Una familia verdaderamente ejemplar.
Pasados
los primeros tiempos del negocio el comportamiento de Enrique no era regular.
Una mañana vino el Sr. Brugués preguntando por él. Habían camiones cargados con
bombonas que había que descargar y no podían entrar por estar la fábrica
cerrada y él tenía las llaves. Había salido de casa a la hora acostumbrada; yo
no sabía ni podía, por tanto, decir más. El Sr. Brugués se marchó desconcertado
y yo quedé sufriendo pues no comprendía a qué podía deberse un retraso tan
importante. No he sabido nunca qué pasó. Lo cierto es que estas anomalías se
repitieron con frecuencia hasta que supe que iba a la India junto con tres más,
a un congreso de Teosofía. Si encontraba trabajo nos mandaría a buscar, y si
no, regresaría en un máximo de diez días. Y que a final de mes fuese a cobrar
la mensualidad al Sr. Brugués, que ya habían quedado así.
Esperé
algo más; pero no venía él ni habían noticias tampoco. Inquieta y algo
perturbada me personé al despacho del Sr. Brugués. Se sorprendió al verme y,
con aquella sencillez propia de su gran humanidad, me preguntó:
“¿Qué
hay, Onésima?”.
Yo
no sabía cómo, por dónde empezar. La cuestión es que abordé el problema.
El
más visible asombro se reflejó en el rostro del amigo.
“¿Cómo?-
exclamó - ¿Qué viniera Vd. a cobrar y que había quedado así conmigo? Yo le
dije- continuó - ¿Has pensado en cómo queda tu esposa?. Lo tengo todo resuelto,
contestó”.
Supongo
que en aquel momento los dos sufríamos con igual intensidad aunque en
posiciones distintas.
“No
se apure, Onésima. yo he aguantado el negocio, he pagado a los trabajadores aún
sin trabajar, durante cuatro meses. No puedo continuar por más tiempo en esta
situación. Pase d. por casa, venga a comer, y hablaremos con tranquilidad”.
Trató
de animarme tanto como pudo y, a la mañana siguiente acudí a su casa. Fui
acogida con reconfortante cariño. Sacó las cuentas y, pagados todos los gastos,
7000 pesetas que quedaban las volcó de la caja y me las entregó a mí. “Cuente
Vd. siempre con nuestro apoyo. Él, que no vuelva”.
Volvía
a mi el recuerdo del día que marchó. Le acompañamos al aeropuerto. Nos
despedimos. Mientras él seguía despidiéndose de los amigos, besé su abrigo; él
no se dio cuenta. Pero cuando subió al avión, cuando se cerró la puerta, cuando
emprendió el vuelo, sin querer salió de mi garganta un grito tenue, tímido,
pero en extremo doloroso, a la vez que algo en mí decía: ¡No nos veremos más!.

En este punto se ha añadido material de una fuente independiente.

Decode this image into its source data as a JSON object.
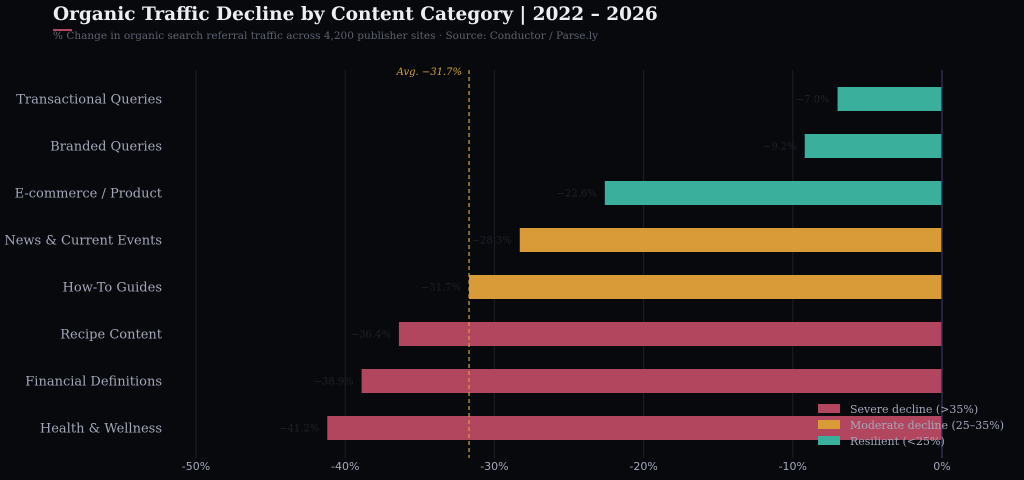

Y ahora este golpe seco, agudo y cobarde, venía a destruir toda esperanza
posible.
Mi
naturaleza toda se debatía contra esta increíble actitud, tan irresponsable,
tan fría y calculadamente engañosa, maquinada de antemano minuto tras minuto,
hora tras hora, mientras estaba junto a nosotros viviendo la misma vida, bajo
el mismo sol, el mismo aire, mezclando distintas atmósferas y manteniendo en el
silencio una elaborada traición. Las palabras de su madre:
“No
es lo que parece. Es un sepulcro blanqueado”. resurgían con fuerza arrolladora.
Le
escribí. Él quería alcanzar la Iniciación. “¿Tu quieres,- le dije – hallar a
Dios dejándole?”.
Mis
cartas no obtenían respuesta alguna ni aún con respuesta pagada. Muy de vez en
cuando había una noticia en la que siempre decía que era difícil su situación,
que no hallaba trabajo, qué dentro de unos días sabría algo seguro, que yo
traspasase el piso, etc. Incongruencias e informalidades. Ni una sola vez
escribió al amigo Brugués a quién tanto debía. Por lo menos le debía una
explicación.
Mis
familiares, Luisa Boet, me decían: ve a la India y, si no te va bien te pagaremos
el viaje de regreso. Sostuve una lucha titánica entre este voy, no voy. Y al
final, como que el dueño de la finca no permitía traspasos, puse el piso a
nombre de Pedro quien nunca había tenido propio hogar y pensando en que sus
hijos podrían vivir con él. Pero sus hijos no lo aceptaron.
Y
llegó el día. El barco salía de Londres; así que fuimos a coger el avión y, muy
dolorosamente por mi parte subimos a él y salimos para Inglaterra. No sé qué
pasó por mí al pasar sobre Montserrat. ¿Qué inesperada fuerza se adueñó de mí?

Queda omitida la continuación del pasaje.